Conduzido por Jair Bolsonaro a uma cadeira no STF em 2021, André Mendonça mostrou nesta quarta-feira, 4, que se mantém fiel à ideologia do ex-presidente. Na retomada do julgamento que, na prática, deve resultar na regulamentação de redes sociais e plataformas de internet no Brasil, o ministro desfilou ideias alinhadas típicas do bolsonarismo.

Embora não tenha concluído o voto, Mendonça indicou que seguirá o rumo contra-majoritário. Até agora, três dos onze ministros votaram para que as big techs sejam responsáveis pela remoção de conteúdos criminosos, mentirosos ou ofensivos postados pelos usuários. Essa deve ser a visão da maioria. A tendência é que Mendonça fique no lado oposto.

O ministro avisou que vai concluir o voto nesta quinta-feira, 5. Os demais integrantes da corte devem se manifestar somente na próxima semana.

Ao ensaiar defender a autonomia das plataformas, Mendonça elencou argumentos típicos de apoiadores de Bolsonaro. O primeiro deles foi o da liberdade de expressão, ainda que o conteúdo difundido não seja verdadeiro.

“Por si só, mentir é errado, mas não é crime. Configura desvio ético ou moral, mas que, em regra, é desimportante para o Direito. O cristão pode condenar alguém simplesmente porque mentiu. O magistrado, não. Esse último precisa identificar em que a medida determinada mentira configura ato antijurídico e culpável, de acordo com os termos da lei, editada pela autoridade competente e em momento anterior à prática da conduta, a partir de uma análise imparcial e desinteressada”, afirmou Mendonça em plenário.

O ministro também pôs em xeque o conceito de verdade e de conteúdo ofensivo para defender a liberdade de expressão na internet.

“Ser tolerante é aceitar o direito de alguém afirmar o que pensamos firmemente ser falso ou errado ou inaceitável ou ofensivo. Isto é de tal modo difícil de assimilar que os pensadores pós-modernistas se sentem na necessidade de declarar que não há verdades, mas apenas construções sociais da realidade. E, por causa disso, todas as diferentes construções são igualmente aceitáveis”, disse, em citação ao filósofo português Desidério Murcho.

Mendonça também fez coro a Bolsonaro quando declarou que a credibilidade das instituições diminui quando os cidadãos são impedidos de criticá-las. E lembrou que essa proibição tem sido protagonizada pelo Judiciário – por sua vez, um dos principais alvos de críticas do ex-presidente.

“É preciso considerar que, num cenário no qual um dos principais fatores das crises atuais centra-se na desconfiança do cidadão em torno da credibilidade das instituições, não me parece que seja adotando medidas que, em última análise, irão impedi-lo de manifestar seu descontentamento com o estado de coisas vivenciado – inclusive por meio da defesa de outros regimes de governo, em substituição à forma democrática – sob a eventual justificativa de que seria preciso combater – pelo Direito e, portanto, através do Poder Judiciário – a mentira, que se irá superar a realidade de beligerância latente”, afirmou.

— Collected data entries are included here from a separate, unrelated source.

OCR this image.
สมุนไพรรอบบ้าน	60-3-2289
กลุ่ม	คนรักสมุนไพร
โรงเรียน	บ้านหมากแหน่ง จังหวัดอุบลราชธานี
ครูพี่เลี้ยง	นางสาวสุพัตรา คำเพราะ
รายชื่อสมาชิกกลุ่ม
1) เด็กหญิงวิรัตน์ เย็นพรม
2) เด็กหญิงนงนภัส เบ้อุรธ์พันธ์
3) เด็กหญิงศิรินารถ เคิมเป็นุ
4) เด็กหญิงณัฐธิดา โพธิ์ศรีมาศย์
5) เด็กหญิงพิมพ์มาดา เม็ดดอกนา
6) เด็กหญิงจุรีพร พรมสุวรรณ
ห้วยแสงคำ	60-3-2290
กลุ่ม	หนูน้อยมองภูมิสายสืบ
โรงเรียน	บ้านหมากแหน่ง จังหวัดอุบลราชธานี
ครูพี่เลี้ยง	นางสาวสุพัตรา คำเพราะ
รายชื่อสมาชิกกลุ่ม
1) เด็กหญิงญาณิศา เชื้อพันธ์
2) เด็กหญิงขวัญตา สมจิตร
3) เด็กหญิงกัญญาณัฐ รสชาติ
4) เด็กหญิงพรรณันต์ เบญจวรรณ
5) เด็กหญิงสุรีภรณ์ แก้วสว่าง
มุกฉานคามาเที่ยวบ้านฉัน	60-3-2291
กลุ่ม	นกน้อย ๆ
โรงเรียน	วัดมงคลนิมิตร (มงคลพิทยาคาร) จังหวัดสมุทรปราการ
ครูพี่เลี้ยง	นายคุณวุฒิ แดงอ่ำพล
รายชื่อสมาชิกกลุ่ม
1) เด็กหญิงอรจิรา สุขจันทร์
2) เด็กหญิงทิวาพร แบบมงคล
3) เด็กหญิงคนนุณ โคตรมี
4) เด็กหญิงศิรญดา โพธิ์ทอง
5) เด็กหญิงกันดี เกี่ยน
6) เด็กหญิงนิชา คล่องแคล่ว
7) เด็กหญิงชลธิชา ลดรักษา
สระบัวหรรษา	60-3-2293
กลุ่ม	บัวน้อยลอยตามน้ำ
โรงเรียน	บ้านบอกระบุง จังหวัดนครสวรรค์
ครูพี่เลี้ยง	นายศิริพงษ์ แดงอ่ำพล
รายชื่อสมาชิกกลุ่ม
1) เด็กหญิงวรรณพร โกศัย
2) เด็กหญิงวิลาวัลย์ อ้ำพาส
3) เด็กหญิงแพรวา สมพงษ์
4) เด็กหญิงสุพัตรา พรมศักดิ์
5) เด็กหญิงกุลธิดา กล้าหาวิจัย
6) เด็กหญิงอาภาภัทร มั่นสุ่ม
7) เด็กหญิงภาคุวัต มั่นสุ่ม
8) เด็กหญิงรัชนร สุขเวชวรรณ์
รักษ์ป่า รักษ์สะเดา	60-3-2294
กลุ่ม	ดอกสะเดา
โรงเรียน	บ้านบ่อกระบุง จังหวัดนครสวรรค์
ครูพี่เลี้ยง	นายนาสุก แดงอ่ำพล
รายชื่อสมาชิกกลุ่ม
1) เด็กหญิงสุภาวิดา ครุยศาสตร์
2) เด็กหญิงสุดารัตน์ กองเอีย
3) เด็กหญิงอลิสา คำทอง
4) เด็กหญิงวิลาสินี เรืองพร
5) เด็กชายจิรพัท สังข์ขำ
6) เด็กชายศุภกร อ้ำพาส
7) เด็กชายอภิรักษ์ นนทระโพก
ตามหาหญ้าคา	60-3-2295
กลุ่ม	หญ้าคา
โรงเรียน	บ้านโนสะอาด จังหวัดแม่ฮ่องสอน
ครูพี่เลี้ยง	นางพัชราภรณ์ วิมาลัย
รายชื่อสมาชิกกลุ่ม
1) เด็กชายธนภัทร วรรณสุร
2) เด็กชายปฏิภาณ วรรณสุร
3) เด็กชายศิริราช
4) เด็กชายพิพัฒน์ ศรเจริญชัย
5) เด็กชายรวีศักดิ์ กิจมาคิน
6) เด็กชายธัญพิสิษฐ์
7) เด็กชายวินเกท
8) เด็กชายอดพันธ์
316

Em seguida, o ministro ponderou: “Isso não significa, por óbvio, que todo e qualquer tipo de discurso mentiroso deva ser tolerado, ou mesmo considerado isento de responsabilidade posterior. O que se pretende afirmar é que não é pelo simples fato de ser mentiroso que o discurso deve ser automaticamente censurado”.

Bolsonaro é réu nas investigações sobre a tentativa de golpe. Entre os atos ilícitos apontados pela PGR (Procuradoria-Geral da República), está o empenho do ex-presidente em disseminar conteúdo falso sobre o sistema eleitoral brasileiro. O processo é analisado pela Primeira Turma do STF, composta por cinco ministros. Mendonça não integra o colegiado.

O voto de Mendonça em sentido oposto ao da maioria sobre as redes sociais já era aguardado pelo plenário. Não houve apartes dos colegas para retrucar a fala do ministro. Nesta quarta ele não chegou nem à metade das 108 páginas do voto que preparou. A previsão é que o voto ainda ocupe a sessão inteira desta quinta-feira, 5.